As a scheduled adjournment approaches, the inner workings of a State Legislature changes dramatically. The budget is always at center stage, and legislators carrying bills are frantically competing with each other for hearings in committee, special joint committees, and floor votes. Favors are traded, friends rewarded, and enemies punished. If you’re the chair of a major committee, or otherwise in leadership, you’re in the catbird seat. As the deadline approaches, power becomes more and more concentrated, so that, in the end, it may take some phone calls between the Speaker and Senate President to sort out what passes, and what doesn’t. That’s the final cut.
The BBA Task Force’s very own Rep. Yvette Herrell is leading our fight against rescission in New Mexico. She’s in the Minority now, so she has very little power. But what she does have is her reputation and her power to persuade. She’s an attractive, well spoken woman, who is passionate about saving her country.
There are Democrats in New Mexico who don’t worship at the temple of George Soros. They are our best hope. Adjournment is scheduled for a week from tomorrow, and activity in the Capitol goes on until late in the evenings. This is the atmosphere where it’s far easier to kill a bill than pass one. There are a variety of procedural and other gambits which Yvette has at her disposal, and her prospects for success are hopeful. If we can save New Mexico, it’s the same as passing a new State.
In Maryland Tom Llewellyn is marshaling our forces to stop a rescission Resolution, and he is making some progress. Maryland won’t adjourn until two months from now, and until it does we have to watch this legislature carefully. But there is hope.
On the positive side is Arizona, where a floor vote could occur next week, and the vote count of Loren Enns and uber-lobbyist Constantin Querard show a narrow win. It’s not over til it’s over, but this vote looks solid.
Wisconsin State Senator Chris Kapenga has our Resolution up in committee next week, and has indicated he would appreciate the presence of the Task Force’s Dave Guldenschuh. Gary Banz of Oklahoma has been our only contact with Kapenga, and it would be very helpful if Guldenschuh and Kapemga can work together.. Tom Llewellyn reports that the vote count in the Senate still looks good, and the House has never been a problem. There’s really no reason in the world we can’t get Wisconsin, and soon. If there’s one thing the State Legislature of Wisconsin has shown in the last five years: when they want to move a bill, it moves. Kapenga is an extremely capable legislator. I just hope he moves it quickly.
In South Carolina the clouds have given way to a sunny day. A lobbyist retained by Lew Uhler and Dave and Suzie Biddulph has secured the backing of our best hope in the State Senate, and in the South Carolina Legislature.

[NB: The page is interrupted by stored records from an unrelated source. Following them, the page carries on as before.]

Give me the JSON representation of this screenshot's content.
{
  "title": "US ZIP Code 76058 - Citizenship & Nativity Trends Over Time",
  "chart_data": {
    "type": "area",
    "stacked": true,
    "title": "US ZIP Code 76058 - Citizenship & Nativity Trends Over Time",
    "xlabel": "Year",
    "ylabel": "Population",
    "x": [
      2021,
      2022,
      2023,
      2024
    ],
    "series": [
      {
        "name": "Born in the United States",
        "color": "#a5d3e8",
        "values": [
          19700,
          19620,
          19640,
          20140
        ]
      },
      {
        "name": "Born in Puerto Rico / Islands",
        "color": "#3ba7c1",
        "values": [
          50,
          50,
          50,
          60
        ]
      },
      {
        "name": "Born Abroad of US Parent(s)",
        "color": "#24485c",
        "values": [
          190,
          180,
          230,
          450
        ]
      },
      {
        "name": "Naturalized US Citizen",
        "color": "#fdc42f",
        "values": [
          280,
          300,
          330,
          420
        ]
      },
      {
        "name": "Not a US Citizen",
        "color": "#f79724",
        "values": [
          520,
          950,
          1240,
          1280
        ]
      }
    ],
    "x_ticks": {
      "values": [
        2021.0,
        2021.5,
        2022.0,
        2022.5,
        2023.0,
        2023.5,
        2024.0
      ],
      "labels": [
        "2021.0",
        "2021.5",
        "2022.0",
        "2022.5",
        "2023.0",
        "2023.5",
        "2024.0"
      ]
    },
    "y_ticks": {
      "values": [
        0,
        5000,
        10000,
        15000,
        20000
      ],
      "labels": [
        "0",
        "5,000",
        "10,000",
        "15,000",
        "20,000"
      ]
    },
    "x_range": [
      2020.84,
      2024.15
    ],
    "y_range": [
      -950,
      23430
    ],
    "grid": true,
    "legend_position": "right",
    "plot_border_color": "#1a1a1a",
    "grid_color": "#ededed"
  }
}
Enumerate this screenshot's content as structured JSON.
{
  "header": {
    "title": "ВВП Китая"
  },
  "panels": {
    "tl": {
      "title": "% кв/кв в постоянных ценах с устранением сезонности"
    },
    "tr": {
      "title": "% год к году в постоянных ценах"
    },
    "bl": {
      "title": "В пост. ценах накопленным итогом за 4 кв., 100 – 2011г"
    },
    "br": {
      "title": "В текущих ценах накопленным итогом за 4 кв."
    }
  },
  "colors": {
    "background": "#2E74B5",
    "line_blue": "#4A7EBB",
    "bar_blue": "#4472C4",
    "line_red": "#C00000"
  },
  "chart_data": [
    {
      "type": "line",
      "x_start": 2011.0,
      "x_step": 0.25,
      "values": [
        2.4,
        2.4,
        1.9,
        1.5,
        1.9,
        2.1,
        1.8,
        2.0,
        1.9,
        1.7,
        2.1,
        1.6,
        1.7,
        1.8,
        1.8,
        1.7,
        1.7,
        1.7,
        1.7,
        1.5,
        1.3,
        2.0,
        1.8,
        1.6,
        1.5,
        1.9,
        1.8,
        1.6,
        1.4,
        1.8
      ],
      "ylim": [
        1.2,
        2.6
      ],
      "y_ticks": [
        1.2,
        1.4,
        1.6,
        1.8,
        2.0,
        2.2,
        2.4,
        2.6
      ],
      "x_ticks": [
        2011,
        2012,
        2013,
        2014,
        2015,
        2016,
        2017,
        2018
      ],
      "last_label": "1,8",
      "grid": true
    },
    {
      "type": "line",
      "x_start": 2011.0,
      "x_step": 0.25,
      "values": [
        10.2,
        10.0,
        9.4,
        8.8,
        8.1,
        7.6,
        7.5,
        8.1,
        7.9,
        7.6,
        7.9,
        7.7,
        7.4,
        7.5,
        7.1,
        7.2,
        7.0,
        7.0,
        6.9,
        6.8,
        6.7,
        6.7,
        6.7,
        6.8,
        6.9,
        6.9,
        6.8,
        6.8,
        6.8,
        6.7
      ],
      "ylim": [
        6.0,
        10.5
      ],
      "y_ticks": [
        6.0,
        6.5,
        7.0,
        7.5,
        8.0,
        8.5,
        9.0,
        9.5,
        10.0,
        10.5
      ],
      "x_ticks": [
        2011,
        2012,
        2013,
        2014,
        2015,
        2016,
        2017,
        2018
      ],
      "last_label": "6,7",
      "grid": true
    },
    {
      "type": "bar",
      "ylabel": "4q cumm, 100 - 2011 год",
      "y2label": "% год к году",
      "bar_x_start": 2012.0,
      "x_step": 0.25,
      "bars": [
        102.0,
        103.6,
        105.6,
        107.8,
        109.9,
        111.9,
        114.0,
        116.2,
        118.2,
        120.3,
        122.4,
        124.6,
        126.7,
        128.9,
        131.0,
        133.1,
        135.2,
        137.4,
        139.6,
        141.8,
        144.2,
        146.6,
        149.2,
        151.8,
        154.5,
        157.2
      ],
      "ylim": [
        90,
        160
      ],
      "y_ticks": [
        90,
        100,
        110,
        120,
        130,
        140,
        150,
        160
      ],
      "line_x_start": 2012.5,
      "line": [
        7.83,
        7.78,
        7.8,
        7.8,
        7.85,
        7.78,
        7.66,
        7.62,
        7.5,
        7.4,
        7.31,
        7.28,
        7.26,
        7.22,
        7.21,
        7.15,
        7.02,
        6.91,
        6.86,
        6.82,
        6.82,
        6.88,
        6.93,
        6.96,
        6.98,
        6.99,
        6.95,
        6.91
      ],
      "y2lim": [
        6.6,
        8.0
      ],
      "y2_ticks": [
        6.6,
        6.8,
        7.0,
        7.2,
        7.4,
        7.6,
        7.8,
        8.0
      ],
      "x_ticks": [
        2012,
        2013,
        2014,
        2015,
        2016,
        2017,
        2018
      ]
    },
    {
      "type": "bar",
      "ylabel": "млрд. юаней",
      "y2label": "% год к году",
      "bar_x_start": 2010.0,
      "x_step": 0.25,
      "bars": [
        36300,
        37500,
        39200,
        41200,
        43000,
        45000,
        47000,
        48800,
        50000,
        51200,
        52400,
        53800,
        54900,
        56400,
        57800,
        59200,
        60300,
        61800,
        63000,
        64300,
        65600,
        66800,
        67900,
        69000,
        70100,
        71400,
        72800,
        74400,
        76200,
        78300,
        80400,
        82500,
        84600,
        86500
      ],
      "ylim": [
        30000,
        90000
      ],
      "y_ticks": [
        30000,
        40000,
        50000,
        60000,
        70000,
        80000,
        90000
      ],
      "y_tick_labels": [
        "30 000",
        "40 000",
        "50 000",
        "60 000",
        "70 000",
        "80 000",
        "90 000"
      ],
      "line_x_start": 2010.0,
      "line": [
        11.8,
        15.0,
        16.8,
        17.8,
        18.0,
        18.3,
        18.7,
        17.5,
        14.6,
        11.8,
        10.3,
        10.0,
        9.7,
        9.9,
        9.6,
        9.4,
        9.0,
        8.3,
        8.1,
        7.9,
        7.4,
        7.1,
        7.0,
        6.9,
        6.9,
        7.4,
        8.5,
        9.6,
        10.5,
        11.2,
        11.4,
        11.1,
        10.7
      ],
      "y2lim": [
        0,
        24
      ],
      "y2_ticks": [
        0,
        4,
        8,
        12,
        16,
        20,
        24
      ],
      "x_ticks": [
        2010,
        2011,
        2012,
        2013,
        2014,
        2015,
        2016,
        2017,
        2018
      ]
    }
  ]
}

So, there’s the math. Arizona, 30. Wisconsin, 31. South Carolina, 32. We’re live in Minnesota and Kentucky, so 34 is technically in reach this year. Stranger things have happened. But more likely is that we’ll need the BBA Planning Convention to put us over the top in 2018. At the moment, the location of this, the first Convention of States since 1861, is uncertain. But what is certain is that it will happen.